Based on these time constraints, I also recommend using a third-party transfer product to meet the deadline. These services are usually not cheap. You’ll pay by the GB of data to be transferred, but it can be completed rather quickly. I’ve never worked with any third-parties for this type of problem, but I did some research into how much it might cost. Mover.io specializes in this type of large data set migration, and they charge about $1 per GB transferred. Another product would be CloudFastPath, which charges about the same, but offers discounts for larger datasets.

These three solutions should handle most large data upload cases where data is not stored on premises.

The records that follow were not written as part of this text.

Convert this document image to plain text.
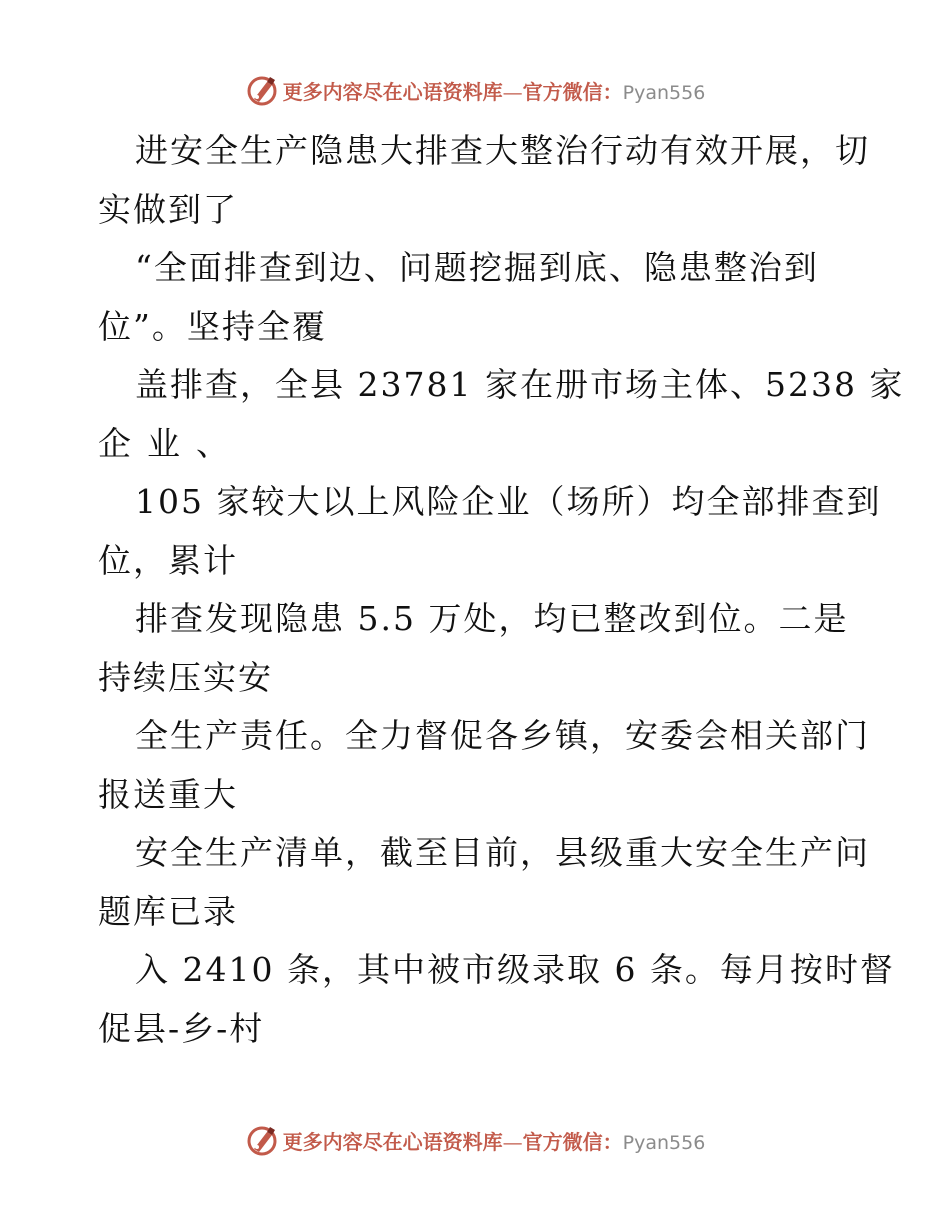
更多内容尽在心语资料库—官方微信：Pyan556
进安全生产隐患大排查大整治行动有效开展，切
实做到了
“全面排查到边、问题挖掘到底、隐患整治到
位”。坚持全覆
盖排查，全县 23781 家在册市场主体、5238 家
企业、
105 家较大以上风险企业（场所）均全部排查到
位，累计
排查发现隐患 5.5 万处，均已整改到位。二是
持续压实安
全生产责任。全力督促各乡镇，安委会相关部门
报送重大
安全生产清单，截至目前，县级重大安全生产问
题库已录
入 2410 条，其中被市级录取 6 条。每月按时督
促县-乡-村
更多内容尽在心语资料库—官方微信：Pyan556
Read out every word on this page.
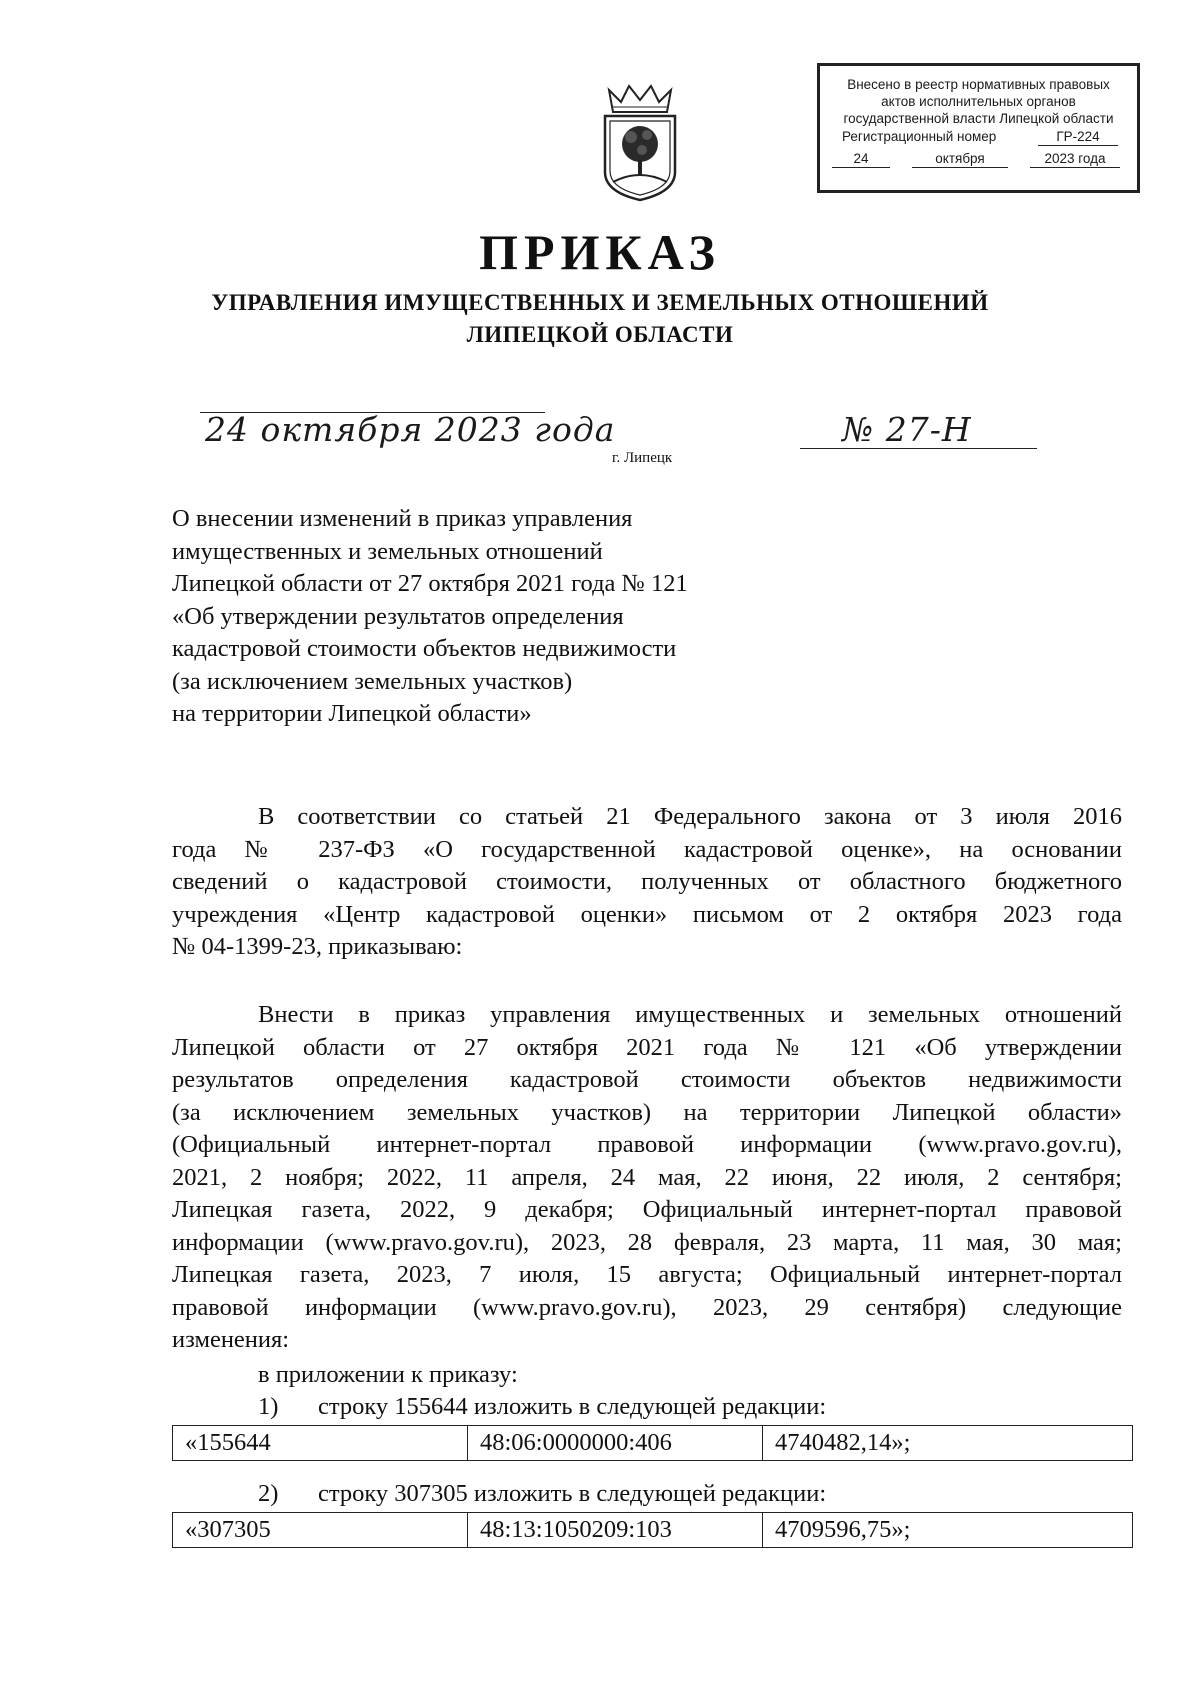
Внесено в реестр нормативных правовых
актов исполнительных органов
государственной власти Липецкой области
Регистрационный номер	ГР-224
24	октября	2023 года
ПРИКАЗ
УПРАВЛЕНИЯ ИМУЩЕСТВЕННЫХ И ЗЕМЕЛЬНЫХ ОТНОШЕНИЙ
ЛИПЕЦКОЙ ОБЛАСТИ
24 октября 2023 года	№ 27-Н
г. Липецк
О внесении изменений в приказ управления
имущественных и земельных отношений
Липецкой области от 27 октября 2021 года № 121
«Об утверждении результатов определения
кадастровой стоимости объектов недвижимости
(за исключением земельных участков)
на территории Липецкой области»
В соответствии со статьей 21 Федерального закона от 3 июля 2016
года № 237-ФЗ «О государственной кадастровой оценке», на основании
сведений о кадастровой стоимости, полученных от областного бюджетного
учреждения «Центр кадастровой оценки» письмом от 2 октября 2023 года
№ 04-1399-23, приказываю:
Внести в приказ управления имущественных и земельных отношений
Липецкой области от 27 октября 2021 года № 121 «Об утверждении
результатов определения кадастровой стоимости объектов недвижимости
(за исключением земельных участков) на территории Липецкой области»
(Официальный интернет-портал правовой информации (www.pravo.gov.ru),
2021, 2 ноября; 2022, 11 апреля, 24 мая, 22 июня, 22 июля, 2 сентября;
Липецкая газета, 2022, 9 декабря; Официальный интернет-портал правовой
информации (www.pravo.gov.ru), 2023, 28 февраля, 23 марта, 11 мая, 30 мая;
Липецкая газета, 2023, 7 июля, 15 августа; Официальный интернет-портал
правовой информации (www.pravo.gov.ru), 2023, 29 сентября) следующие
изменения:
в приложении к приказу:
1) строку 155644 изложить в следующей редакции:
«155644	48:06:0000000:406	4740482,14»;
2) строку 307305 изложить в следующей редакции:
«307305	48:13:1050209:103	4709596,75»;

Finally, I sent them a whitepaper from Nasuni, a company that specializes in Enterprise file storage solutions. In 2015 they conducted a test of the transfer speeds achievable when migrating data between different Cloud Service Providers (CSPs), including a test moving data from Rackspace to S3. They moved a subset of one million files totaling 200GB, then extrapolated their results to estimate the time to migrate their entire 12TB dataset. There are very little configuration details for their tests, but the results may be interesting to you as well.

I hope these are helpful recommendations. Let me know if you have comments, other ideas, or if there’s anything I missed!

1 There are other considerations to factor in as well, including the individual file size, total number of files, and whether the transfer can be parallelized or not.

2 After I wrote this I found out that Rackspace is willing to load customer data on a Snowball device.